Hamelink, Ermeni kimliğinin bir yandan neredeyse yok olmuş olmasının, bir yandan da unutulamayışını, bir Kürt dengbêjin hayat hikâyesine odaklanarak anlattı. Babasının Ermeni olduğunu söylemekten çekinmeyen ve Hıristiyan kökenli bir Müslüman olmaktan gurur duyan, birçok Sasunlu Ermeni’nin aksine, kendini ‘Fılle’ değil, Kürt ve Müslüman (‘Misilmîn’ yani Müslüman olmuş Ermeni) olarak tanımlayan Dengbêj Cihan, soykırımdan kurtulup din değiştiren Hagop ile Arap bir annenin oğlu olarak, 1925 yılında, Hewrê köyünde dünyaya gelmiş. Sekiz yaşındayken, annesi babasını terk etmiş ve başka biriyle evlenmiş. Babası da kısa süre sonra ölünce, Cihan, bir Kürt’le evli olan halasının yanında büyümüş ve 20 yaşlarındayken, annesi Ermeni, babası Kürt olan bir akrabasının (Hamo Ağa) davetiyle, onun köyüne gidip yanında çalışmaya başlamış; bir süre sonra da, kızıyla evlenmiş. Cihan, dengbêjliği, ağanın evine gelip giden dengbêjlerden öğrenmiş.

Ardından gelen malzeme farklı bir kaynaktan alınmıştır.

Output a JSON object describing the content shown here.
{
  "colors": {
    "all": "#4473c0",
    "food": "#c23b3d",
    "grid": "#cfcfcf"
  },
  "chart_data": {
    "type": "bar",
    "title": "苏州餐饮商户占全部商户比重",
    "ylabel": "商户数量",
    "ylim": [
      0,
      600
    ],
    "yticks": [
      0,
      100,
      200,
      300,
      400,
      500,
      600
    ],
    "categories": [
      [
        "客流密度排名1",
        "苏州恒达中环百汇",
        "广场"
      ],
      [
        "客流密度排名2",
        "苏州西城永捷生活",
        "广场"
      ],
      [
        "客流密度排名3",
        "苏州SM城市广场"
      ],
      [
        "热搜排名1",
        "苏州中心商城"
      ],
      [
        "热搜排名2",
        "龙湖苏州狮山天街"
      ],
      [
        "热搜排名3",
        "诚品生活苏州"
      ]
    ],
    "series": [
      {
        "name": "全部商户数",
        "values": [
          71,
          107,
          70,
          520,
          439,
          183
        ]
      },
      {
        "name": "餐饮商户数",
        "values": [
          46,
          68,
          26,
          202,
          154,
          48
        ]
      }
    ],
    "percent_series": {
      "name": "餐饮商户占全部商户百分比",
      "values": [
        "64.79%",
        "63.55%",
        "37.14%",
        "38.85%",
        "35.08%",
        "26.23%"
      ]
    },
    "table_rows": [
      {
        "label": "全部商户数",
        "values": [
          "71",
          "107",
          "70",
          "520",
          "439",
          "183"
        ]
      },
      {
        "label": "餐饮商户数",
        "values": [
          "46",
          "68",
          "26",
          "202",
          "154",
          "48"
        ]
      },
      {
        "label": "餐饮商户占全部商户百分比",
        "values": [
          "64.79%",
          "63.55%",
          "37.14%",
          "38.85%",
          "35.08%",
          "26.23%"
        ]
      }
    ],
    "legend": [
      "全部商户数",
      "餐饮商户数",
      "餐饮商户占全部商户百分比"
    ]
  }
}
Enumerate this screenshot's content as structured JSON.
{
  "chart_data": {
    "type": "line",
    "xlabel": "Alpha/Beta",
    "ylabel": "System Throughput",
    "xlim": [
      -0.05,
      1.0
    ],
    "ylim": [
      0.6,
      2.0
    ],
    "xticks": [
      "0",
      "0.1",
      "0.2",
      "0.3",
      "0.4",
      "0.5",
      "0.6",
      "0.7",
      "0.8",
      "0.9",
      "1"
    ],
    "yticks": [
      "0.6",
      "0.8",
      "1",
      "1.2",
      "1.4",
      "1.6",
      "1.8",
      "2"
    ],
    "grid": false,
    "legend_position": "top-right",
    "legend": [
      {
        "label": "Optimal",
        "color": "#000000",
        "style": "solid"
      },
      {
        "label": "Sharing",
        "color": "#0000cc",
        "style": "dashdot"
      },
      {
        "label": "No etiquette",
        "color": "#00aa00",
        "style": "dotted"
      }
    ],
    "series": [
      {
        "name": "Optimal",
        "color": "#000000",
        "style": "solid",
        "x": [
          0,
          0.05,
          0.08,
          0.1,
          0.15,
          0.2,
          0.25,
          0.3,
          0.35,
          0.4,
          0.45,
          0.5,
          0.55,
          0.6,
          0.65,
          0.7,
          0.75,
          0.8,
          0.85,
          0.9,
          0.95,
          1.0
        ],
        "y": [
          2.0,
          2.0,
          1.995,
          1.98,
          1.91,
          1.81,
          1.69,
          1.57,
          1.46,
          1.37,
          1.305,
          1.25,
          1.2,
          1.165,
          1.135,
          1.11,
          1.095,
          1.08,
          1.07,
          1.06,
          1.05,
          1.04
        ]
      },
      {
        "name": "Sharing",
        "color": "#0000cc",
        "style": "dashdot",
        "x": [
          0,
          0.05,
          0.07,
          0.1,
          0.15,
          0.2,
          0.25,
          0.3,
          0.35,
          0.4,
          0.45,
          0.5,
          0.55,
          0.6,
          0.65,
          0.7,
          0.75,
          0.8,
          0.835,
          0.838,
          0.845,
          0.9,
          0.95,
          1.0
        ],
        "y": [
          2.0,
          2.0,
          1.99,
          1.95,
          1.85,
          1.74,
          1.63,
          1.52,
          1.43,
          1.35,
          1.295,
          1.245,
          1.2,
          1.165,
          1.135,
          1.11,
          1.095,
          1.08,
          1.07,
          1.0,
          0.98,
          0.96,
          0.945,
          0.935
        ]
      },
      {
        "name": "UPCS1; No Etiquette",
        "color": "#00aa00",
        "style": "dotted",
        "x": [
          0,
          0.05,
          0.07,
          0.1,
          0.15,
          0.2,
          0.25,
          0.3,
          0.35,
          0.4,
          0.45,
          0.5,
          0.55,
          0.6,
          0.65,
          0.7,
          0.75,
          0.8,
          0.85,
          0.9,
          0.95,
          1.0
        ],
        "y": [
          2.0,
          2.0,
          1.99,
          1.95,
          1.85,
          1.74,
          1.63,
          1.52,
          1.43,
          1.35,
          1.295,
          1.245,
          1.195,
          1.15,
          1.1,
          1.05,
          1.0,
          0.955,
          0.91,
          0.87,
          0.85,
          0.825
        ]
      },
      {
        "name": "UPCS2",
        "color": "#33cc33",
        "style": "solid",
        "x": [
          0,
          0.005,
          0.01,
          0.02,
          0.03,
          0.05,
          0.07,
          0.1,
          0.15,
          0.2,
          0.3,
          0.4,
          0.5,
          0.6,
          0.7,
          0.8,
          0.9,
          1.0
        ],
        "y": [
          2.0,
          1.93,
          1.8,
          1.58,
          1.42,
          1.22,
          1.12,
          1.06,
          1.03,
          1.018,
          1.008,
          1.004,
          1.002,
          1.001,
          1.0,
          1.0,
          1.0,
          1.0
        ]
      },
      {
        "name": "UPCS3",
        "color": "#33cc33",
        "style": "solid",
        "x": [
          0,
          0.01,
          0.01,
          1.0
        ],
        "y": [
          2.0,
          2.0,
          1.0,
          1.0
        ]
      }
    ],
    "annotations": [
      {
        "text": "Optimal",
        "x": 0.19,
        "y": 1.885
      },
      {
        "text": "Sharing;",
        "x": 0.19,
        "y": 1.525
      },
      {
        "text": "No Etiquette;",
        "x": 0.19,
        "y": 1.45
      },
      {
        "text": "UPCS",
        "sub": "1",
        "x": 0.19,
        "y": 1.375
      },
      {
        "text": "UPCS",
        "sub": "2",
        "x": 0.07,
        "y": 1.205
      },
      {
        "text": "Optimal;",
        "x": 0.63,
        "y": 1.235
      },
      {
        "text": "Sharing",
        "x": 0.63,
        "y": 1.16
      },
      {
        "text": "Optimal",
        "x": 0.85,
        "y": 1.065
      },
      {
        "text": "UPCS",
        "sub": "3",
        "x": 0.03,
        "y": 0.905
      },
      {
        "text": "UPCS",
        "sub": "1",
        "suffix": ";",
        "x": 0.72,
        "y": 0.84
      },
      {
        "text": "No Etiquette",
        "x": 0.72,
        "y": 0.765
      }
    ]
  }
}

Hamelink, bölgedeki Müslümanlaşmış-Kürtleşmiş Ermeniler ile Hıristiyan kalmış olanlar arasındaki ilişkilere dair bir örnek olarak, Dengbêj Cihan’ın anlatısından, zorla Müslümanlaştırıldıktan sonra Hıristiyan kimliğine dönen bir kadın dengbêjden söz ettiği bölümü de aktardı. Dengbêj Cihan, Müslüman adı Henîfe olan Xemê’den, hayatında gördüğü tek kadın ve Ermeni dengbêj olan bu kadının icracılığından büyük bir hayranlıkla söz ediyor.

Hamelink, dokuz çocuğu olan ve 2004’ten beri İstanbul’da yaşayan Dengbêj Cihan’ın bütün çocuklarının, Kürt hareketinin güçlü savunucuları olduğunu, kendi çocuklarıyla her zaman Kürtçe konuştuklarını, bir avukat olan ve İstanbul’da yaşayan en küçüklerinin ise, kökenlerindeki Ermeniliği yeniden keşfettiğini ve Ermenice bir isim aldığını, hem Kürt hem de Ermeni meselesini yakından takip ettiğini söyledi. Babası Dengbêj Cihan ise, “Ben Kürt ve Müslüman’ım, Fılle değilim” demeye devam etse de, kişisel ‘Ermenilik’ hikâyesini, çekinmeden anlatıyor.

Hamelink de, sunumunu, Türkiye’de Ermeni kimliğinin sistematik bir şekilde silinmeye çalışıldığını, ancak buna rağmen, Ermenilerin ‘ses’inin, artık Kürt olan bir dengbêjin sözlerinde olduğu gibi, yankılanmaya devam ettiğini belirterek tamamladı.